La Fédération Internationale de Football FIFA n'a pas tardé à réagir aux propos du président de la fédération royale marocaine de football Fewzi Lakjaa au sujet de l'organisation de la finale du Mondial 2030,qu'abritent l'Espagne, le Portugal et le Maroc.
Dans une réponse tranchante et ferme, la FIFA a catégoriquement démenti l'existence de tout accord ou de toute promesse faite au Maroc concernant l'organisation de la finale de la Coupe du monde 2030.
Ce démenti officiel est intervenu après des déclarations retentissantes faites par Fewzi Lakjaa à l'occasion d'un meeting électoral tenu à quelques jours des législatives du 23 septembre prochain, ou il brigue le poste du premier ministre, sachant que le très controversé président de la fédération royale marocaine de football, avait affirmé que le match le plus important du tournoi dans quatre ans se disputerait sur la pelouse du grand stade Hassan II de Casablanca, toujours en construction.
Selon ce qu'a révélé le journal espagnol Marca, citant un porte-parole officiel de la FIFA, la réponse a été brève et tranchante : « Comme cela a été annoncé le 5 août 2026, la FIFA prendra une décision en temps voulu. »

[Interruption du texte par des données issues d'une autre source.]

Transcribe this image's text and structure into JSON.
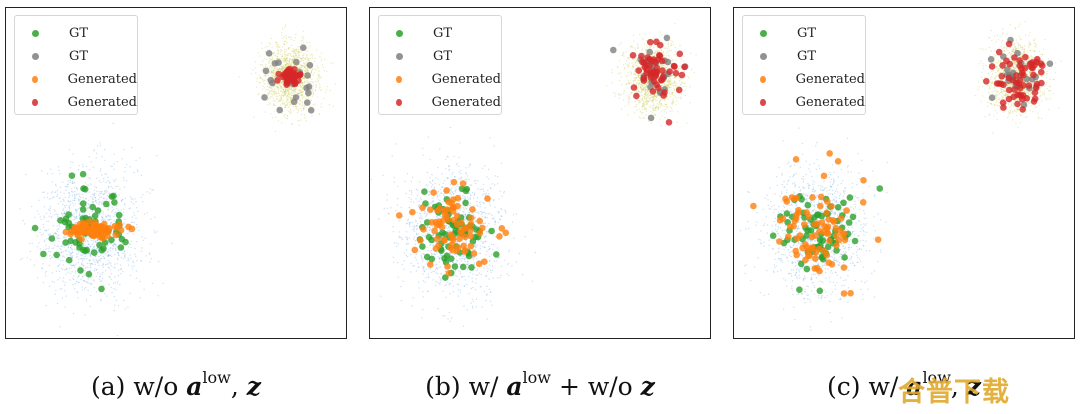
{
  "chart_data": [
    {
      "type": "scatter",
      "caption": {
        "prefix": "(a) w/o ",
        "symbol": "a",
        "superscript": "low",
        "sep": ", ",
        "symbol2": "z",
        "tail": ""
      },
      "legend": {
        "placement": "top-left",
        "entries": [
          "GT",
          "GT",
          "Generated",
          "Generated"
        ]
      },
      "grid": false,
      "series": [
        {
          "name": "GT",
          "color": "#2ca02c",
          "cluster": "lower-left",
          "center": [
            -1.8,
            -1.0
          ],
          "spread": 0.34,
          "count": 70
        },
        {
          "name": "GT",
          "color": "#7f7f7f",
          "cluster": "upper-right",
          "center": [
            1.8,
            1.2
          ],
          "spread": 0.22,
          "count": 26
        },
        {
          "name": "Generated",
          "color": "#ff7f0e",
          "cluster": "lower-left",
          "center": [
            -1.75,
            -0.98
          ],
          "spread": [
            0.22,
            0.05
          ],
          "count": 90
        },
        {
          "name": "Generated",
          "color": "#d62728",
          "cluster": "upper-right",
          "center": [
            1.82,
            1.22
          ],
          "spread": [
            0.08,
            0.05
          ],
          "count": 45
        }
      ]
    },
    {
      "type": "scatter",
      "caption": {
        "prefix": "(b) w/ ",
        "symbol": "a",
        "superscript": "low",
        "sep": " + w/o ",
        "symbol2": "z",
        "tail": ""
      },
      "legend": {
        "placement": "top-left",
        "entries": [
          "GT",
          "GT",
          "Generated",
          "Generated"
        ]
      },
      "grid": false,
      "series": [
        {
          "name": "GT",
          "color": "#2ca02c",
          "cluster": "lower-left",
          "center": [
            -1.8,
            -1.0
          ],
          "spread": 0.34,
          "count": 70
        },
        {
          "name": "GT",
          "color": "#7f7f7f",
          "cluster": "upper-right",
          "center": [
            1.8,
            1.2
          ],
          "spread": 0.22,
          "count": 26
        },
        {
          "name": "Generated",
          "color": "#ff7f0e",
          "cluster": "lower-left",
          "center": [
            -1.8,
            -0.95
          ],
          "spread": 0.32,
          "count": 80
        },
        {
          "name": "Generated",
          "color": "#d62728",
          "cluster": "upper-right",
          "center": [
            1.85,
            1.25
          ],
          "spread": 0.2,
          "count": 55
        }
      ]
    },
    {
      "type": "scatter",
      "caption": {
        "prefix": "(c) w/ ",
        "symbol": "a",
        "superscript": "low",
        "sep": ", ",
        "symbol2": "z",
        "tail": ""
      },
      "legend": {
        "placement": "top-left",
        "entries": [
          "GT",
          "GT",
          "Generated",
          "Generated"
        ]
      },
      "grid": false,
      "series": [
        {
          "name": "GT",
          "color": "#2ca02c",
          "cluster": "lower-left",
          "center": [
            -1.8,
            -1.0
          ],
          "spread": 0.34,
          "count": 70
        },
        {
          "name": "GT",
          "color": "#7f7f7f",
          "cluster": "upper-right",
          "center": [
            1.8,
            1.2
          ],
          "spread": 0.22,
          "count": 26
        },
        {
          "name": "Generated",
          "color": "#ff7f0e",
          "cluster": "lower-left",
          "center": [
            -1.8,
            -0.98
          ],
          "spread": 0.36,
          "count": 85
        },
        {
          "name": "Generated",
          "color": "#d62728",
          "cluster": "upper-right",
          "center": [
            1.82,
            1.2
          ],
          "spread": 0.24,
          "count": 60
        }
      ]
    }
  ],
  "background_density": [
    {
      "color": "#6fa8dc",
      "center": [
        -1.8,
        -1.0
      ],
      "spread": 0.45
    },
    {
      "color": "#c9c94a",
      "center": [
        1.8,
        1.2
      ],
      "spread": 0.25
    }
  ],
  "axes": {
    "xlim": [
      -3.3,
      2.8
    ],
    "ylim": [
      -2.5,
      2.2
    ]
  },
  "watermark": "合普下载"
}
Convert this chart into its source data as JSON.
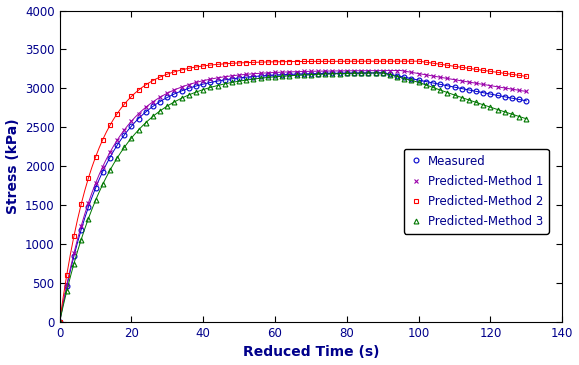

Il convient de rappeler, que , le 5 août dernier, le journal britannique The Times avait publié un rapport choc affirmant que le président de la FIFA, Gianni Infantino, avait proposé au Maroc d'organiser la finale en échange de son soutien, ce qui avait alors poussé la FIFA à répondre par la même phrase : « Il est faux et trompeur de prétendre que le président de la FIFA a fait la moindre promesse concernant le lieu où se tiendra la finale de la Coupe du monde 2030. »
Et aujourd'hui, un mois et quelques jours plus tard, la FIFA se voit contrainte de répéter mot pour mot la même réponse à la même personne.
Ces atermoiements viennent révéler l'ampleur de la crise interne qui secoue la FIFA, provoquée par son projet controversé de vendre une part des revenus des futures Coupes du monde à des investisseurs privés, un projet qu'elle a finalement abandonné face à l'opposition farouche des confédérations européenne et asiatique.
Le journal The Times avait alors interprété les rapprochements de la FIFA envers le Maroc comme faisant partie d'une bataille pour se maintenir au pouvoir et gagner les voix du continent africain avant l'élection présidentielle prévue à Rabat.